This worksheet is to be completed in class as a group. Take a minute to have everyone introduce themselves and then choose who will play the role of recorder and reporter. The recorder is responsible for completing this worksheet and emailing the .Rmd file to your professor with the subject “Stat 21: Week 5 Worksheet”. Make sure everyone’s name is included at the top of this document! The reporter is responsible for taking note of your answers and any questions that come up to share them with Prof. Suzy or the Muse when they stop by to check in on your group. Other groups members are responsible for keeping the discussion on-task and providing possible solutions or sharing questions with the group.

For this assignment, I suggest that you choose the recorder to be whoever last ate cereal for breakfast and choose the reporter to be whoever hasn’t had cereal for breakfast in the longest time (or ever).

Step 1: Choose

Create a data frame for PalmBeach.

data("PalmBeach")
names(PalmBeach)
## [1] "County"   "Buchanan" "Bush"

Step 2: Fit

Fit a model to predict Buchanan votes using Bush votes.

regall <- lm(Buchanan~Bush, data=PalmBeach)
regall %>% summary
## 
## Call:
## lm(formula = Buchanan ~ Bush, data = PalmBeach)
## 
## Residuals:
##     Min      1Q  Median      3Q     Max 
## -907.50  -46.10  -29.19   12.26 2610.19 
## 
## Coefficients:
##              Estimate Std.

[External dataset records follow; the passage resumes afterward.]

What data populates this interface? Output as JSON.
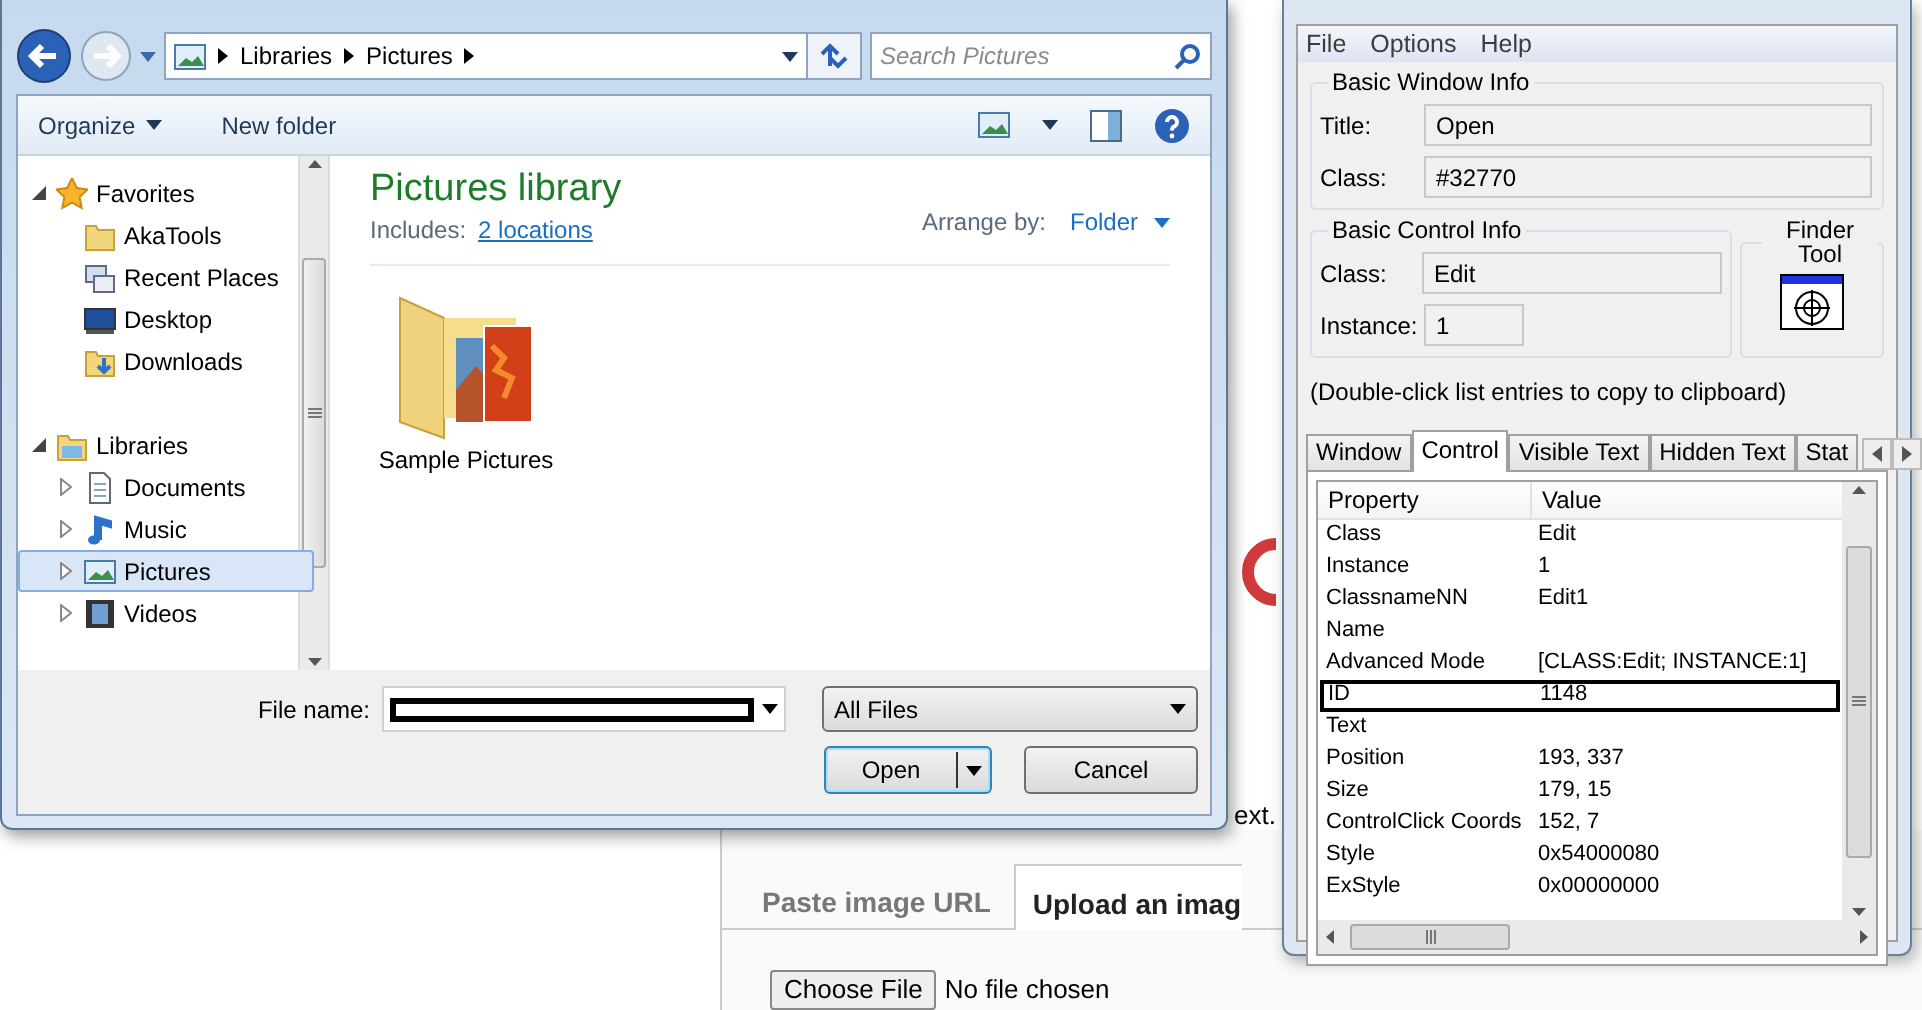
{
  "background_page": {
    "partial_text": "ext.",
    "tabs": [
      {
        "label": "Paste image URL",
        "selected": false
      },
      {
        "label": "Upload an imag",
        "selected": true
      }
    ],
    "file_button": "Choose File",
    "file_status": "No file chosen"
  },
  "open_dialog": {
    "breadcrumb": [
      "Libraries",
      "Pictures"
    ],
    "search": {
      "placeholder": "Search Pictures"
    },
    "toolbar": [
      {
        "label": "Organize",
        "kind": "menu"
      },
      {
        "label": "New folder",
        "kind": "plain"
      }
    ],
    "nav": [
      {
        "label": "Favorites",
        "kind": "star",
        "expanded": true,
        "selected": false,
        "children": [
          {
            "label": "AkaTools",
            "kind": "folder",
            "selected": false
          },
          {
            "label": "Recent Places",
            "kind": "recent",
            "selected": false
          },
          {
            "label": "Desktop",
            "kind": "desktop",
            "selected": false
          },
          {
            "label": "Downloads",
            "kind": "downloads",
            "selected": false
          }
        ]
      },
      {
        "label": "Libraries",
        "kind": "library",
        "expanded": true,
        "selected": false,
        "children": [
          {
            "label": "Documents",
            "kind": "documents",
            "expanded": false,
            "selected": false
          },
          {
            "label": "Music",
            "kind": "music",
            "expanded": false,
            "selected": false
          },
          {
            "label": "Pictures",
            "kind": "pictures",
            "expanded": false,
            "selected": true
          },
          {
            "label": "Videos",
            "kind": "videos",
            "expanded": false,
            "selected": false
          }
        ]
      }
    ],
    "library": {
      "title": "Pictures library",
      "includes_label": "Includes:",
      "includes_link": "2 locations",
      "arrange_label": "Arrange by:",
      "arrange_value": "Folder"
    },
    "items": [
      {
        "label": "Sample Pictures"
      }
    ],
    "file_name": {
      "label": "File name:",
      "redacted": true
    },
    "file_type": {
      "value": "All Files"
    },
    "buttons": [
      {
        "label": "Open",
        "kind": "split",
        "default": true
      },
      {
        "label": "Cancel",
        "kind": "plain",
        "default": false
      }
    ]
  },
  "window_info": {
    "menu": [
      "File",
      "Options",
      "Help"
    ],
    "basic_window": {
      "title": "Basic Window Info",
      "fields": [
        {
          "label": "Title:",
          "value": "Open"
        },
        {
          "label": "Class:",
          "value": "#32770"
        }
      ]
    },
    "basic_control": {
      "title": "Basic Control Info",
      "fields": [
        {
          "label": "Class:",
          "value": "Edit"
        },
        {
          "label": "Instance:",
          "value": "1"
        }
      ]
    },
    "finder": {
      "title": "Finder Tool"
    },
    "hint": "(Double-click list entries to copy to clipboard)",
    "tabs": [
      {
        "label": "Window",
        "selected": false
      },
      {
        "label": "Control",
        "selected": true
      },
      {
        "label": "Visible Text",
        "selected": false
      },
      {
        "label": "Hidden Text",
        "selected": false
      },
      {
        "label": "Stat",
        "selected": false
      }
    ],
    "table": {
      "columns": [
        "Property",
        "Value"
      ],
      "rows": [
        {
          "property": "Class",
          "value": "Edit",
          "outlined": false
        },
        {
          "property": "Instance",
          "value": "1",
          "outlined": false
        },
        {
          "property": "ClassnameNN",
          "value": "Edit1",
          "outlined": false
        },
        {
          "property": "Name",
          "value": "",
          "outlined": false
        },
        {
          "property": "Advanced Mode",
          "value": "[CLASS:Edit; INSTANCE:1]",
          "outlined": false
        },
        {
          "property": "ID",
          "value": "1148",
          "outlined": true
        },
        {
          "property": "Text",
          "value": "",
          "outlined": false
        },
        {
          "property": "Position",
          "value": "193, 337",
          "outlined": false
        },
        {
          "property": "Size",
          "value": "179, 15",
          "outlined": false
        },
        {
          "property": "ControlClick Coords",
          "value": "152, 7",
          "outlined": false
        },
        {
          "property": "Style",
          "value": "0x54000080",
          "outlined": false
        },
        {
          "property": "ExStyle",
          "value": "0x00000000",
          "outlined": false
        }
      ]
    }
  }
}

Error t value Pr(>|t|)    
## (Intercept) 4.529e+01  5.448e+01   0.831    0.409    
## Bush        4.917e-03  7.644e-04   6.432 1.73e-08 ***
## ---
## Signif. codes:  0 '***' 0.001 '**' 0.01 '*' 0.05 '.' 0.1 ' ' 1
## 
## Residual standard error: 353.9 on 65 degrees of freedom
## Multiple R-squared:  0.3889, Adjusted R-squared:  0.3795 
## F-statistic: 41.37 on 1 and 65 DF,  p-value: 1.727e-08

Plot all data for the 2000 presidential election totals in Florida counties

ggplot(PalmBeach, aes(x=Bush, y=Buchanan)) + 
  geom_point() + 
  labs(title="Election totals in FL counties", x="Bush", y="Buchanan") 

Step 3: Assess

Create a residual plot for butterfly ballot data

Residuals plot

#PalmBeach_all <- PalmBeach %>% mutate(resids = regall$residuals,
#                                        fits = regall$fitted.values)
#ggplot(PalmBeach_all, aes(x=?, y=?)) + 
#  geom_point() + 
#  labs(title="Residual plot", subtitle="Bucahanan votes predicted with Bush votes", x="Fitted values", y="Residuals") + 
#  geom_hline(yintercept=0)

Now label each data point with the row number to make it easier to identify particular points.

#ggplot(PalmBeach_all, aes(x=fits, y=resids)) + 
#    geom_point() + 
#    labs(title="Residual plot", subtitle="Bucahanan votes predicted with Bush votes", x="Fitted values", y="Residuals") + 
#    geom_hline(yintercept=0) #+
#    geom_text(label=rownames(PalmBeach_all)) 

Standardized and studentized residuals

Palm Beach County is observation 50, so we can find the standardized residual value for this data point as follows.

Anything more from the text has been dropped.